Douze ans, c'est long à attendre. Pour des milliers de personnes qui ont perdu leur Bitcoin lors de l'effondrement de la plateforme d'échange Mt. Gox en 2014, l'attente s'est prolongée avec peu d'espoir de tout récupérer.
Aujourd'hui, l'homme qui dirigeait la plateforme d'échange pousse pour une solution extraordinaire — une solution qui nécessiterait de changer Bitcoin lui-même.

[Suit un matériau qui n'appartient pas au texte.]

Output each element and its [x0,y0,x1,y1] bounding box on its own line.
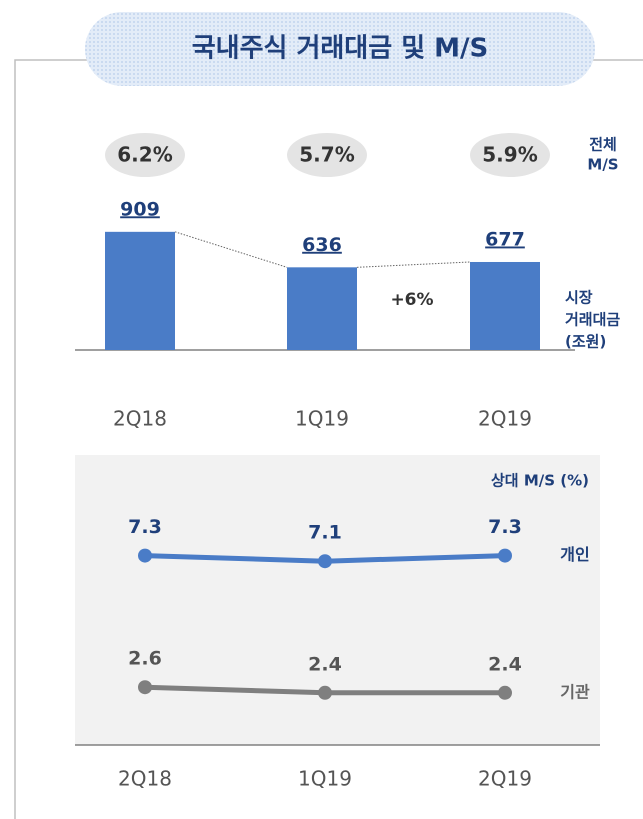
ms-bubble [470,133,550,177]
ms-bubble [105,133,185,177]
ms-value: 5.7% [299,143,354,167]
point [498,685,512,700]
connector [356,261,471,268]
value-label: 636 [302,234,342,256]
legend-label: 개인 [560,545,589,564]
ms-bubble [287,133,367,177]
x-tick-label: 2Q19 [478,407,532,431]
point [138,548,152,563]
panel-title: 상대 M/S (%) [491,472,589,490]
annotation: +6% [390,290,433,310]
frame [14,59,643,819]
legend-label: 기관 [560,682,590,701]
value-label: 909 [120,198,160,220]
x-tick-label: 1Q19 [298,767,352,791]
ms-value: 6.2% [117,143,172,167]
point [318,685,332,700]
bar [470,261,540,350]
value-label: 677 [485,228,525,250]
connector [174,231,288,268]
x-tick-label: 2Q18 [118,767,172,791]
point [498,548,512,563]
ms-label: 전체 [589,136,617,154]
data-label: 2.4 [488,653,522,675]
bar [287,267,357,350]
data-label: 2.6 [128,648,162,670]
data-label: 7.3 [488,516,522,538]
value-axis-label: (조원) [565,333,606,351]
ms-label: M/S [587,156,618,174]
value-axis-label: 시장 [565,289,593,307]
point [318,554,332,569]
bar [105,231,175,350]
x-tick-label: 2Q18 [113,407,167,431]
value-axis-label: 거래대금 [565,311,620,329]
data-label: 7.3 [128,516,162,538]
data-label: 2.4 [308,653,342,675]
title-banner [85,12,595,86]
title: 국내주식 거래대금 및 M/S [192,34,489,64]
x-tick-label: 1Q19 [295,407,349,431]
data-label: 7.1 [308,522,342,544]
point [138,680,152,695]
x-tick-label: 2Q19 [478,767,532,791]
line-panel [75,455,600,745]
ms-value: 5.9% [482,143,537,167]
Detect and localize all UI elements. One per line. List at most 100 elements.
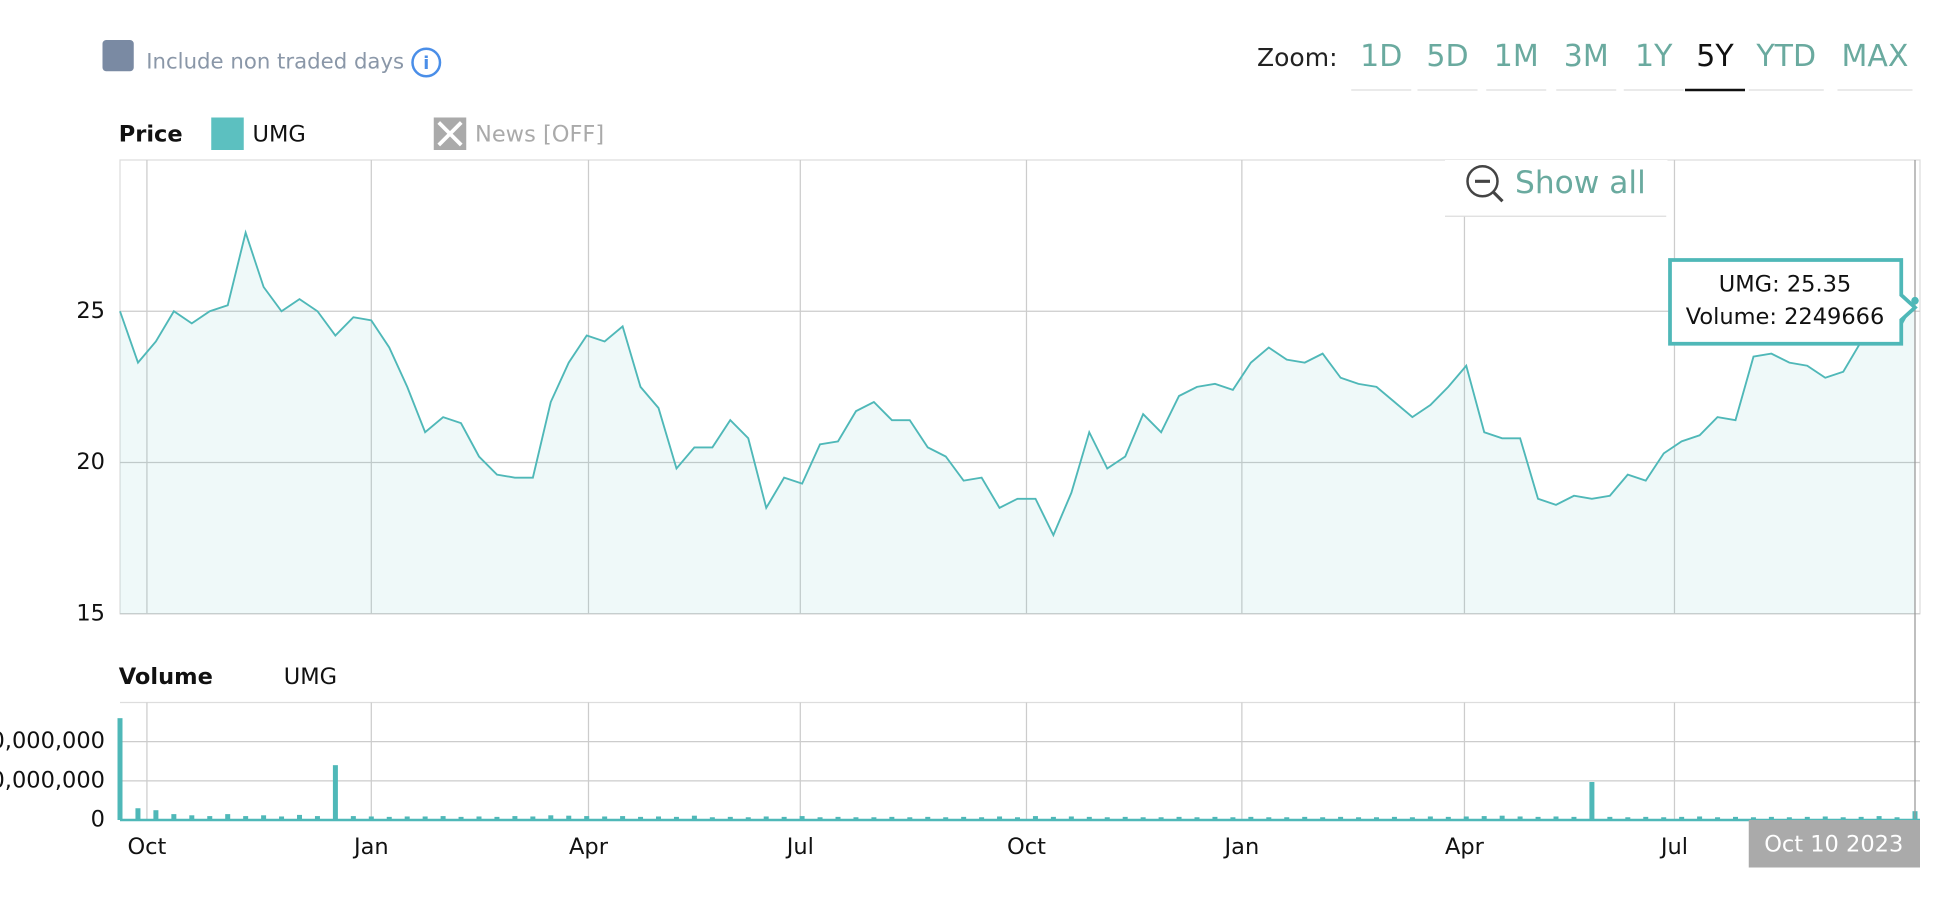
- zoom-button[interactable]: 1D: [1360, 39, 1402, 74]
- zoom-button[interactable]: 3M: [1564, 39, 1609, 74]
- volume-bar: [620, 816, 626, 820]
- volume-bar: [189, 815, 195, 820]
- show-all-bg[interactable]: [1445, 160, 1668, 217]
- zoom-button[interactable]: MAX: [1842, 39, 1909, 74]
- price-label: Price: [119, 122, 183, 148]
- volume-bar: [871, 817, 877, 820]
- volume-bar: [1445, 816, 1451, 820]
- volume-bar: [368, 816, 374, 820]
- volume-bar: [1481, 816, 1487, 820]
- date-label-bg: [1748, 820, 1920, 868]
- volume-bar: [404, 816, 410, 820]
- volume-bar: [314, 816, 320, 820]
- date-label: Oct 10 2023: [1764, 832, 1903, 858]
- volume-bar: [1104, 817, 1110, 820]
- volume-bar: [494, 816, 500, 820]
- zoom-button[interactable]: 5D: [1426, 39, 1468, 74]
- volume-bar: [171, 814, 177, 820]
- volume-bar: [1212, 816, 1218, 820]
- x-tick-label: Oct: [127, 834, 166, 860]
- volume-bar: [997, 816, 1003, 820]
- volume-bar: [1266, 817, 1272, 820]
- volume-bar: [817, 817, 823, 820]
- volume-bar: [1786, 817, 1792, 820]
- x-tick-label: Jul: [785, 834, 814, 860]
- tooltip-box: [1668, 258, 1918, 346]
- x-tick-label: Apr: [569, 834, 609, 860]
- volume-bar: [691, 815, 697, 820]
- legend-label[interactable]: UMG: [253, 122, 306, 148]
- volume-bar: [584, 816, 590, 820]
- zoom-button[interactable]: YTD: [1755, 39, 1816, 74]
- legend-swatch[interactable]: [211, 117, 244, 150]
- volume-bar: [656, 816, 661, 820]
- volume-bar: [530, 816, 536, 820]
- y-tick-label: 0: [91, 807, 105, 833]
- volume-bar: [925, 816, 931, 820]
- tooltip-text: Volume: 2249666: [1686, 304, 1885, 330]
- checkbox[interactable]: [102, 40, 134, 72]
- volume-bar: [153, 810, 159, 820]
- volume-bar: [1804, 816, 1810, 820]
- volume-bar: [135, 808, 141, 820]
- volume-bar: [1643, 816, 1649, 820]
- volume-bar: [243, 816, 249, 820]
- volume-bar: [1050, 816, 1056, 820]
- volume-bar: [225, 814, 231, 820]
- volume-bar: [1661, 817, 1667, 820]
- volume-bar: [835, 816, 841, 820]
- volume-bar: [1230, 817, 1236, 820]
- volume-bar: [512, 816, 518, 820]
- news-x: [437, 121, 463, 147]
- volume-bar: [781, 816, 787, 820]
- volume-bar: [1176, 816, 1182, 820]
- volume-bar: [1858, 816, 1864, 820]
- volume-bar: [853, 817, 859, 820]
- volume-bar: [1679, 816, 1685, 820]
- volume-bar: [1284, 817, 1290, 820]
- volume-bar: [440, 816, 446, 820]
- volume-bar: [1697, 816, 1703, 820]
- volume-bar: [1625, 817, 1631, 820]
- zoom-out-icon: [1466, 164, 1499, 198]
- tooltip-text: UMG: 25.35: [1719, 272, 1851, 298]
- price-line: [119, 229, 1916, 538]
- volume-bar: [1840, 817, 1846, 820]
- volume-bar: [1015, 817, 1020, 820]
- x-tick-label: Jan: [1223, 834, 1260, 860]
- volume-bar: [1535, 816, 1541, 820]
- volume-bar: [799, 816, 805, 820]
- volume-bar: [1607, 816, 1613, 820]
- volume-bar: [907, 817, 913, 820]
- y-tick-label: 15: [76, 600, 105, 626]
- volume-bar: [979, 817, 985, 820]
- volume-bar: [1356, 817, 1362, 820]
- volume-bar: [566, 815, 572, 820]
- zoom-button[interactable]: 1M: [1494, 39, 1539, 74]
- show-all[interactable]: Show all: [1515, 165, 1646, 201]
- volume-bar: [1822, 816, 1828, 820]
- volume-bar: [1338, 816, 1344, 820]
- volume-bar: [458, 816, 464, 820]
- volume-bar: [548, 815, 554, 820]
- volume-bar: [1320, 817, 1326, 820]
- volume-bar: [476, 816, 482, 820]
- checkbox-label[interactable]: Include non traded days: [146, 50, 404, 75]
- x-tick-label: Apr: [1445, 834, 1485, 860]
- zoom-button[interactable]: 5Y: [1696, 39, 1734, 74]
- zoom-out-icon: [1474, 179, 1504, 203]
- volume-bar: [602, 816, 608, 820]
- zoom-label: Zoom:: [1257, 43, 1338, 72]
- volume-bar: [1032, 816, 1038, 820]
- x-tick-label: Jul: [1659, 834, 1688, 860]
- volume-bar: [261, 815, 267, 820]
- news-label[interactable]: News [OFF]: [475, 122, 604, 148]
- volume-bar: [1302, 816, 1308, 820]
- volume-bar: [1068, 816, 1074, 820]
- volume-bar: [745, 817, 751, 820]
- info-icon[interactable]: [411, 47, 442, 78]
- volume-bar: [1409, 817, 1415, 820]
- zoom-button[interactable]: 1Y: [1635, 39, 1673, 74]
- info-i: i: [423, 54, 429, 74]
- volume-bar: [1427, 816, 1433, 820]
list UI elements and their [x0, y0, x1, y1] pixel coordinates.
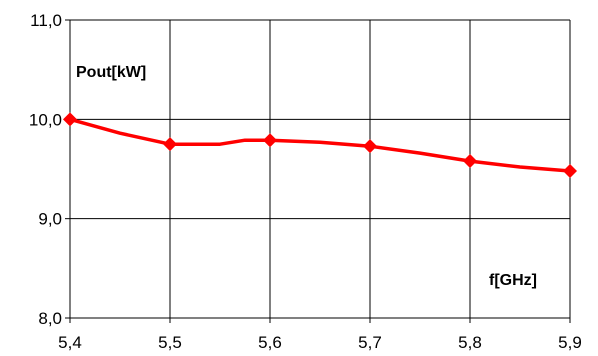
x-tick-label: 5,5	[158, 333, 182, 352]
y-tick-label: 9,0	[38, 210, 62, 229]
data-point-marker	[563, 163, 577, 178]
plot-area	[70, 20, 570, 318]
y-axis-title: Pout[kW]	[76, 64, 146, 81]
x-tick-label: 5,4	[58, 333, 82, 352]
data-point-marker	[263, 133, 277, 148]
data-point-marker	[363, 139, 377, 154]
x-tick-label: 5,9	[558, 333, 582, 352]
series-line	[68, 117, 572, 173]
x-tick-label: 5,7	[358, 333, 382, 352]
tick-labels: 5,4 5,5 5,6 5,7 5,8 5,9 8,0 9,0 10,0 11,0	[29, 11, 582, 352]
data-point-marker	[463, 154, 477, 169]
x-tick-label: 5,8	[458, 333, 482, 352]
y-tick-label: 8,0	[38, 309, 62, 328]
x-tick-label: 5,6	[258, 333, 282, 352]
y-tick-label: 11,0	[30, 11, 62, 30]
y-tick-label: 10,0	[29, 110, 62, 129]
data-point-marker	[63, 112, 77, 127]
data-point-marker	[163, 137, 177, 152]
data-series	[63, 112, 577, 178]
x-axis-title: f[GHz]	[489, 272, 537, 289]
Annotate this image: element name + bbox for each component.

Mark Karpelès, l'ancien patron de Mt. Gox, a soumis vendredi dernier une proposition formelle sur GitHub appelant à un hard fork — un changement fondamental des règles du Bitcoin — qui permettrait de déplacer près de 80 000 Bitcoin, valant actuellement plus de 5 milliards de dollars, vers une adresse de récupération sans avoir besoin de la clé privée originale.
Selon les rapports, ces pièces n'ont pas bougé d'un seul portefeuille depuis plus de 15 ans, ce qui en fait l'une des adresses les plus surveillées et les mieux documentées de tout le secteur crypto.
Karpelès a été direct sur ce qu'il demandait. Il n'a pas essayé d'adoucir ou de déguiser l'idée. « C'est un hard fork », aurait-il écrit dans la proposition. « Cela rend valide une transaction auparavant invalide. »
Son raisonnement se concentre sur une impasse qui s'est développée entre deux parties clés. Le syndic de Mt. Gox supervisant les remboursements aux créanciers a refusé de poursuivre toute récupération on-chain sans garantie que la communauté Bitcoin adopterait réellement un tel changement de règle.
Mais la communauté ne peut pas sérieusement peser cette idée sans proposition concrète devant elle. Karpelès affirme que sa soumission sur GitHub rompt cette impasse.
La réaction négative est venue rapidement. Sur le forum Bitcoin Bitcointalk, les membres se sont alignés pour affirmer que la proposition causerait de graves dommages à l'une des qualités les plus importantes du Bitcoin — l'idée que les transactions, une fois confirmées, sont permanentes et ne peuvent être annulées par personne.
Un utilisateur a averti que l'approbation d'un tel changement de règle établirait un modèle pour que chaque future victime de piratage puisse exiger le même traitement. Un autre a exprimé des préoccupations concernant l'influence potentielle de gouvernements extérieurs sur ce que Bitcoin peut et ne peut pas faire.
Ces préoccupations ne sont pas déraisonnables. La valeur du Bitcoin repose, au moins en partie, sur la conviction qu'aucune personne, tribunal ou gouvernement ne peut intervenir et déplacer des pièces sans la clé appropriée. Enfreindre cette règle une fois, même pour une raison sympathique, et la règle n'est plus une règle.
Les créanciers attendent toujours après plus d'une décennieMt. Gox était autrefois énorme. À son apogée, la plateforme traitait environ 70 % de toutes les transactions Bitcoin effectuées dans le monde.
Les pirates ont exposé les faiblesses de ses systèmes de sécurité dès 2011, drainant des milliers de pièces au fil du temps dans un vol qui est passé inaperçu pendant des années.
En février 2014, la plateforme d'échange a déposé le bilan à Tokyo après avoir déclaré des pertes de 750 000 Bitcoin de clients et 100 000 de ses propres pièces — d'une valeur d'environ 500 millions de dollars à l'époque.